[Written by Aisha Patel]
[Image Credits Isabelle Hunt-Deol]
As we are in the midst of winter, we may have said goodbye to bindi-wearing festival goers and geishas bobbing for apples, but the ongoing debates and conversations around cultural appropriation will continue to arise, especially when discussing style or beauty. In a city like Glasgow we’re lucky to have found ourselves surrounded by constant cultural exchanges and experiences, whether it be the annual mela that transforms Kelvingrove Park, or a wedding procession in Central Station.
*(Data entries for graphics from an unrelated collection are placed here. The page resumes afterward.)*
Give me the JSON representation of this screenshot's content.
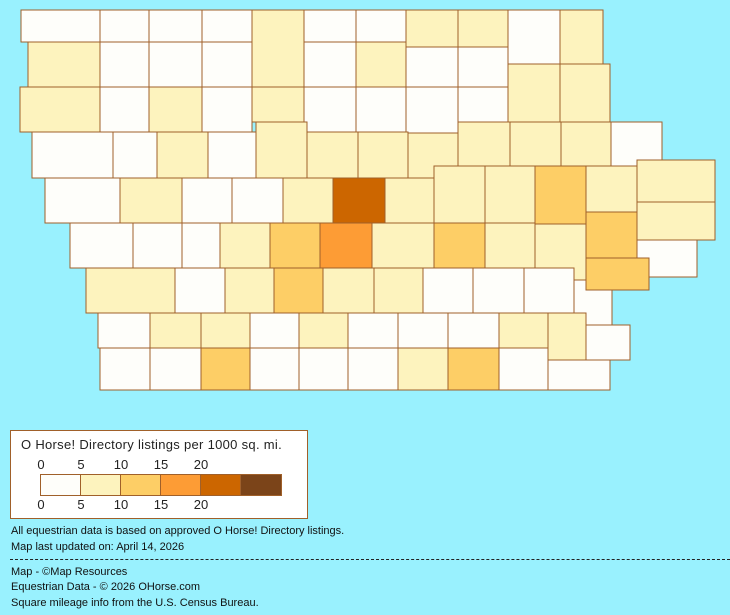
{
  "map": {
    "region": "Iowa",
    "background_color": "#99F1FE",
    "border_color": "#A0602A",
    "county_bins": [
      0,
      0,
      0,
      0,
      1,
      0,
      0,
      1,
      1,
      0,
      1,
      1,
      0,
      0,
      0,
      0,
      1,
      0,
      0,
      1,
      1,
      1,
      0,
      1,
      0,
      1,
      0,
      0,
      0,
      0,
      0,
      0,
      1,
      0,
      1,
      1,
      1,
      1,
      1,
      1,
      1,
      0,
      0,
      1,
      0,
      0,
      1,
      4,
      1,
      1,
      1,
      2,
      1,
      1,
      1,
      0,
      0,
      0,
      1,
      2,
      3,
      1,
      2,
      1,
      1,
      2,
      0,
      1,
      0,
      1,
      2,
      1,
      1,
      0,
      0,
      0,
      0,
      2,
      0,
      1,
      1,
      0,
      1,
      0,
      0,
      0,
      1,
      1,
      0,
      0,
      0,
      2,
      0,
      0,
      0,
      1,
      2,
      0,
      0
    ]
  },
  "legend": {
    "title": "O Horse! Directory listings per 1000 sq. mi.",
    "ticks_top": [
      "0",
      "5",
      "10",
      "15",
      "20"
    ],
    "ticks_bottom": [
      "0",
      "5",
      "10",
      "15",
      "20"
    ],
    "colors": [
      "#FEFEFA",
      "#FDF3BE",
      "#FDCE66",
      "#FD9C35",
      "#CC6600",
      "#7B4419"
    ]
  },
  "notes": {
    "data_basis": "All equestrian data is based on approved O Horse! Directory listings.",
    "updated": "Map last updated on: April 14, 2026",
    "map_credit": "Map - ©Map Resources",
    "data_credit": "Equestrian Data - © 2026 OHorse.com",
    "census_credit": "Square mileage info from the U.S. Census Bureau."
  }
}
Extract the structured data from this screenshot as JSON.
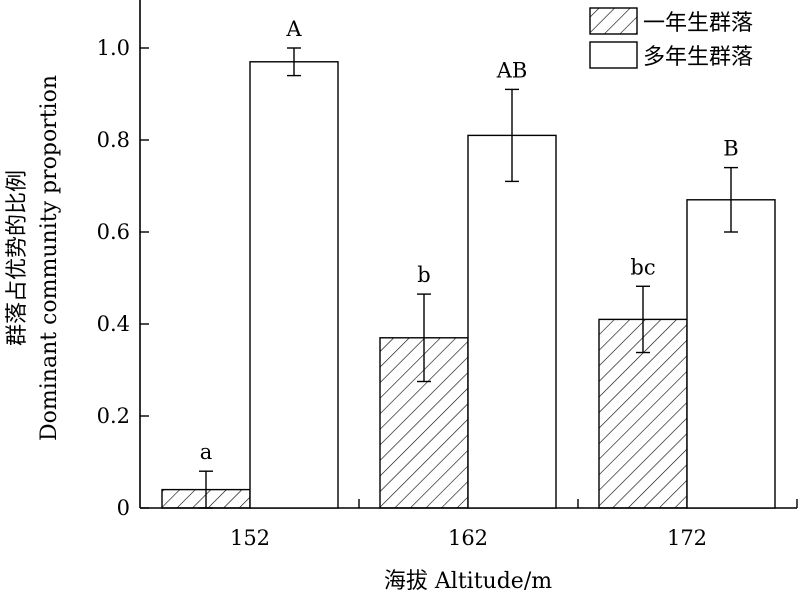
{
  "chart_data": {
    "type": "bar",
    "categories": [
      "152",
      "162",
      "172"
    ],
    "series": [
      {
        "name": "一年生群落",
        "pattern": "hatched",
        "values": [
          0.04,
          0.37,
          0.41
        ],
        "errors": [
          0.04,
          0.095,
          0.072
        ],
        "letters": [
          "a",
          "b",
          "bc"
        ]
      },
      {
        "name": "多年生群落",
        "pattern": "open",
        "values": [
          0.97,
          0.81,
          0.67
        ],
        "errors": [
          0.03,
          0.1,
          0.07
        ],
        "letters": [
          "A",
          "AB",
          "B"
        ]
      }
    ],
    "xlabel": "海拔 Altitude/m",
    "ylabel_cn": "群落占优势的比例",
    "ylabel_en": "Dominant community proportion",
    "ylim": [
      0,
      1.1
    ],
    "yticks": [
      "0",
      "0.2",
      "0.4",
      "0.6",
      "0.8",
      "1.0"
    ],
    "ytick_values": [
      0,
      0.2,
      0.4,
      0.6,
      0.8,
      1.0
    ],
    "grid": false,
    "legend_position": "top-right",
    "colors": {
      "bar_stroke": "#000000",
      "bar_fill": "#ffffff",
      "hatch": "#000000"
    }
  }
}
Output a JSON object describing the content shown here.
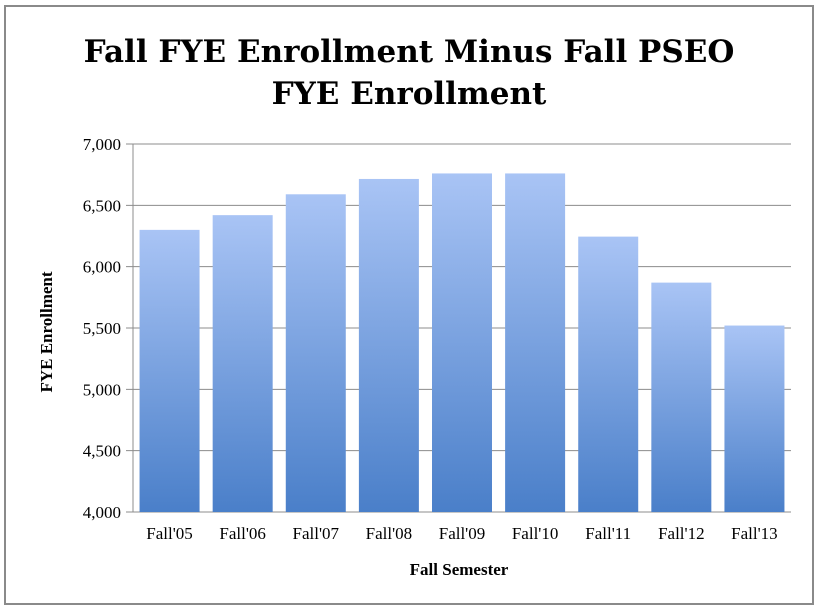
{
  "chart_data": {
    "type": "bar",
    "title": [
      "Fall FYE Enrollment Minus Fall PSEO",
      "FYE Enrollment"
    ],
    "xlabel": "Fall Semester",
    "ylabel": "FYE Enrollment",
    "categories": [
      "Fall'05",
      "Fall'06",
      "Fall'07",
      "Fall'08",
      "Fall'09",
      "Fall'10",
      "Fall'11",
      "Fall'12",
      "Fall'13"
    ],
    "values": [
      6300,
      6420,
      6590,
      6715,
      6760,
      6760,
      6245,
      5870,
      5520
    ],
    "ylim": [
      4000,
      7000
    ],
    "yticks": [
      "4,000",
      "4,500",
      "5,000",
      "5,500",
      "6,000",
      "6,500",
      "7,000"
    ],
    "grid": true,
    "legend": "none",
    "colors": {
      "bar_top": "#a9c4f5",
      "bar_bottom": "#4a7fc9",
      "grid": "#8c8c8c"
    }
  }
}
However, it has become increasingly difficult to distinguish where the line lies between appreciating culture and appropriating it, pushing us to question where we stand on the line and how to avoid crossing over.
Cultural appropriation isn’t always as blatant as Kim Kardashian’s cornrows or Justin Trudeau’s blackface. Other common elements of cultural appropriation can include traditional Native American headdresses, sombreros, kimonos, Dashikis or perhaps even Polynesian tribal tattoos. When looking at the fashion industry, we are bound to see high-fashion offenders every season. A couple of examples is Gucci, who sent Sikh turbans down their runway and Dior when they enlisted Johnny Depp to explore his ‘Native American soul’ in an advert for Sauvage. What’s wrong with Depp’s journey, you might ask? The unavoidable and alarming colonial undertones of a white ‘explorer’ wandering through a wild, unoccupied landscape as a young Native American man performs and a Native American woman cloaked in wolfskin peers. The indigenous people are positioned as props in Depp’s journey, when in reality his journey stems from a very brutal reality. These companies tend to ignore the deeply pained pasts of the cultures they take their influence from, without acknowledging this said influence. Through that lack of credit comes ignorance and insensitivity. Herein is exactly where the issue lies.
Amandla Sternberg made a comment in 2015 relevant to our conservation, “appropriation occurs when a style leads to racist generalisations where it occurred but is deemed as high fashion or cool when the privileged take it for themselves.” A perfect example of this is when Kim Kardashian was generally considered free to wear her Fulani braids without consequence, meanwhile, discrimination based on hairstyles was only officially banned in February in New York City. If you simply take from another culture with no real understanding of the implications, you are fuelling a harmful system. A system which minimises the pasts of these communities but perpetuates harmful stereotypes.
Nevertheless, the constant conversations surrounding cultural appropriation should not limit us from embracing or enjoying cultures outside of our own, as we find ourselves in Glasgow, a city brimming with cultures from across the world. There is a clear difference between cultural appropriation and cultural appreciation; appreciation finds us exchanging, learning and examining different cultures to broaden our perspectives and connect with others, unlike appropriation which can be reducing cultural wear to bold fashion statements. If you find yourself wearing a Sikh turban down the runway at Paris Fashion week, that’s appropriation. But being adorned with a turban at the Glasgow Gurdwara by members of the Sikh community is not. Wearing a bindi to a techno rave is appropriation, unlike if you were to attend a Hindu or South-Asian friend’s wedding. Similarly, wearing a hijab or a keffiyeh as part of a Halloween costume is quite clearly appropriation. However, if you visit a mosque or protest in solidarity for Palestine, you aren’t appropriating but rather appreciating. The line between appropriation and appreciation is context-dependent; you must question yourself to successfully draw your own line. Why do I want to wear this? What significance does this item hold? Will my actions perpetuate a stereotype or stigma? I believe it is sometimes this lack of self-questioning that pushes cultural appropriation further, we become unaware of our positions of privilege and rather fall into a place of ignorance rather than expand our knowledge of cultures.
Ultimately, trying to distinguish and differentiate between appropriation and appreciation is difficult, but attempting to establish a line between the two can help tackle the issue. Doing so forces individuals to become conscious of their actions and prioritise the cultural values of these marginalised communities. Personally, I believe that the interactions between people from a variety of cultures helps broaden our perspectives, and it is this element which can serve as the key to appreciating the cultures that are so easily appropriated.